Wednesday, February 20, 2013

Maintaining the Muse Across the Curriculum

By Steffanie Triller Fry

At the School for New Learning, Academic Writing for Adults and Writing Workshop students are encouraged to think about their writing process: Where and how do they write best? What setting or mood works for them? Do they write better with or without music? Can they compose on a computer or do they prefer to begin with pen?
            I had one student who only wrote in purple pen; another wrote on the bus; still another wrote all of her papers between one and three A.M. In each case, the student found what worked for them, and it proved successful: it resulted in the written word.
            Anne Lamott calls it “sitting,” and Laurie Foos calls it “keeping your [rear] in the chair” (expletive avoided). As part of my current Master of Fine Arts in writing study, I attended a seminar with novelist Laurie Foos at Lesley University this past January. Her focus was on techniques and inspiration to keep our “rears” in our chairs, and I was struck by how many of these ideas and techniques would work for SNL students, not just in their writing courses, but in all of their courses. Because students write for nearly all courses in this writing-intensive program, their process is something that the student will carry with them from their initial Foundations course through the Advanced Project. The student’s process should enable them to craft papers for all of their college courses.
            Instructors in all subject areas can use writing to access both students prior and current knowledge on a topic, but as Ray Bradbury writes in his chapter “How to Keep and Feed a Muse” in Zen and the Art of Writing, “It isn’t easy” (31). In this chapter, Bradbury writes about finding a muse, or finding the energy to write. At one point, he compares the search to “those little specks of light, those airy bubbles which float across everyone’s vision, minute flaws in the lens or the outer, transparent skin of the eye. Unnoticed for years, when you first focus your attention on them, they can become unbearable nuisances, ruptures in one’s attention at all hours of the day. They spoil what you are looking at, by getting in the way” (32). Bradbury’s description of these specks of light sounds remarkably like the process of an adult student attempting to surface prior knowledge.
            Utilizing the student’s writing process can help. Just as Bradbury believes that finding the muse allows us to find our “Most Original Self,” becoming better readers, observers, and writers is the journey of the adult student at the School for New Learning. We encourage surfacing of prior knowledge and dialogue with new knowledge – and much of this dialogue happens through writing.
             In order to encourage our students to surface their “Most Original Selves” across the curriculum, perhaps we can all encourage them to strive for Kent Haruf’s “holy trinity in the art of writing”: freshness, simplicity, and clarity. If we ask them to strive for these simple goals in all of their writing, perhaps students will return the focus to the learning, and worry less about the prose. Perhaps the process will carry from the writing class to the humanities, natural science, and media arts class. Perhaps we will all read the fresh, simple, clear writing that we so desire from our students’ work.

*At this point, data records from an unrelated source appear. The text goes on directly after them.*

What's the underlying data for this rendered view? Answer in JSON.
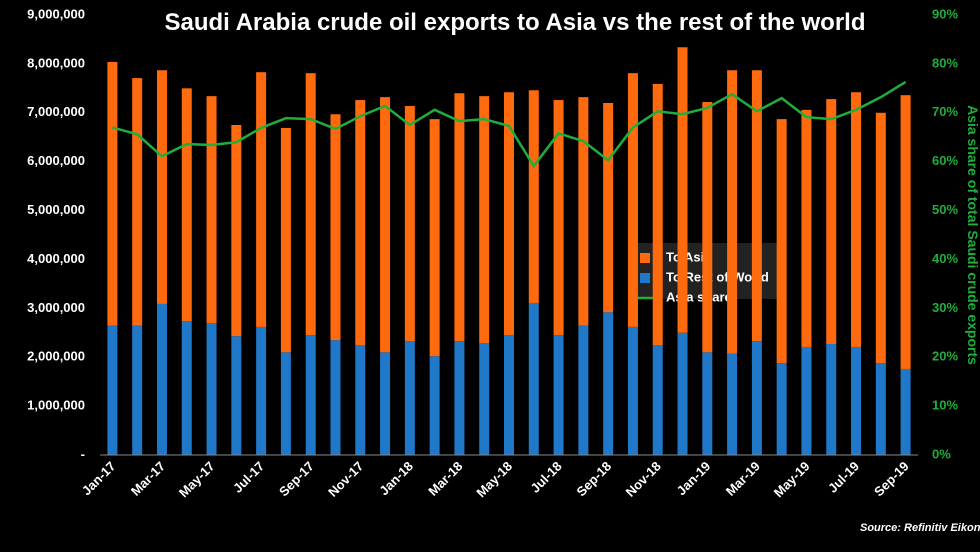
{
  "chart_data": {
    "type": "bar-line",
    "title": "Saudi Arabia crude oil exports to Asia vs the rest of the world",
    "y2_label": "Asia share of total Saudi crude exports",
    "source": "Source: Refinitiv Eikon",
    "categories": [
      "Jan-17",
      null,
      "Mar-17",
      null,
      "May-17",
      null,
      "Jul-17",
      null,
      "Sep-17",
      null,
      "Nov-17",
      null,
      "Jan-18",
      null,
      "Mar-18",
      null,
      "May-18",
      null,
      "Jul-18",
      null,
      "Sep-18",
      null,
      "Nov-18",
      null,
      "Jan-19",
      null,
      "Mar-19",
      null,
      "May-19",
      null,
      "Jul-19",
      null,
      "Sep-19"
    ],
    "series": [
      {
        "name": "To Asia",
        "type": "bar",
        "color": "#ff6a0e",
        "values": [
          5390000,
          5060000,
          4780000,
          4760000,
          4640000,
          4320000,
          5210000,
          4590000,
          5360000,
          4620000,
          5010000,
          5220000,
          4810000,
          4850000,
          5070000,
          5050000,
          4970000,
          4350000,
          4810000,
          4670000,
          4280000,
          5190000,
          5340000,
          5840000,
          5120000,
          5800000,
          5540000,
          4990000,
          4850000,
          5010000,
          5210000,
          5120000,
          5600000
        ]
      },
      {
        "name": "To Rest of World",
        "type": "bar",
        "color": "#1f78c8",
        "values": [
          2650000,
          2650000,
          3090000,
          2740000,
          2700000,
          2430000,
          2620000,
          2100000,
          2450000,
          2350000,
          2250000,
          2100000,
          2330000,
          2020000,
          2330000,
          2290000,
          2450000,
          3110000,
          2450000,
          2650000,
          2920000,
          2620000,
          2250000,
          2500000,
          2100000,
          2070000,
          2330000,
          1880000,
          2210000,
          2270000,
          2210000,
          1880000,
          1760000
        ]
      },
      {
        "name": "Asia share",
        "type": "line",
        "axis": "y2",
        "color": "#1fae3c",
        "values": [
          67,
          65.6,
          61.1,
          63.6,
          63.4,
          64,
          66.9,
          68.9,
          68.7,
          66.7,
          69.3,
          71.4,
          67.5,
          70.6,
          68.3,
          68.7,
          67.3,
          59.1,
          65.8,
          64.2,
          60.3,
          67,
          70.3,
          69.7,
          71,
          73.8,
          70.3,
          73,
          69.1,
          68.7,
          70.6,
          73.2,
          76.3
        ]
      }
    ],
    "ylim": [
      0,
      9000000
    ],
    "yticks": [
      {
        "value": 0,
        "label": "-"
      },
      {
        "value": 1000000,
        "label": "1,000,000"
      },
      {
        "value": 2000000,
        "label": "2,000,000"
      },
      {
        "value": 3000000,
        "label": "3,000,000"
      },
      {
        "value": 4000000,
        "label": "4,000,000"
      },
      {
        "value": 5000000,
        "label": "5,000,000"
      },
      {
        "value": 6000000,
        "label": "6,000,000"
      },
      {
        "value": 7000000,
        "label": "7,000,000"
      },
      {
        "value": 8000000,
        "label": "8,000,000"
      },
      {
        "value": 9000000,
        "label": "9,000,000"
      }
    ],
    "y2lim": [
      0,
      90
    ],
    "y2ticks": [
      {
        "value": 0,
        "label": "0%"
      },
      {
        "value": 10,
        "label": "10%"
      },
      {
        "value": 20,
        "label": "20%"
      },
      {
        "value": 30,
        "label": "30%"
      },
      {
        "value": 40,
        "label": "40%"
      },
      {
        "value": 50,
        "label": "50%"
      },
      {
        "value": 60,
        "label": "60%"
      },
      {
        "value": 70,
        "label": "70%"
      },
      {
        "value": 80,
        "label": "80%"
      },
      {
        "value": 90,
        "label": "90%"
      }
    ]
  }
}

To that end, here are a few tools from Foos’ January seminar on “Courting the Muse” that I have already added to my students’ toolboxes. They seem to be using them regularly, and with much success. Note that I have offered a version of Foos’ exercises for writing courses as well as for WAC courses (in other words, any SNL course that is not specifically designated as a writing course):

·      For writing courses: Choose particularly sensational headlines from journalistic newspapers, magazines, or even tabloids. Give students five to choose from and have them create the story.
·      For WAC courses: Choose headlines from scholarly journals or popular magazines in the field. Give students five to choose from, and have them write on what they already know about the topic. This is a good way to surface prior learning.

The Word Game
·      For writing courses: Have students write down five things: a) a job, b) a common item (noun), c) another common item (noun), d) a verb ending in –ing, e) an adjective. Then have them pass this piece of paper to a neighbor. Each student should take the words they are given and connect them in a story.
·      For WAC courses: Complete the same exercise above, but make the categories more specific to the focus of the course. This exercise can help students make connections or discover topics for final papers.

First lines
·      For writing courses: Give students three first lines from novels, short stories, or nonfiction articles. Have them choose one and write.
·      For WAC courses: Give students three first lines from scholarly or popular or trade journals in your field. Have them continue the “story” using what they know of the topic.

Works Cited

Bradbury, Ray. “How to Keep and Feed a Muse.” Zen in the Art of Writing. New York:
Bantam, 1992. 31-46. Print.

Foos, Laurie. “Courting the Muse.” Lesley University. 6 Jan 2013. Lecture.

Haruf, Kent. “To See Your Story Clearly, Start by Puling the Wool over Your Own
Eyes.” Writers on Writing. New York: Times Books, 2002. 84-89. Print.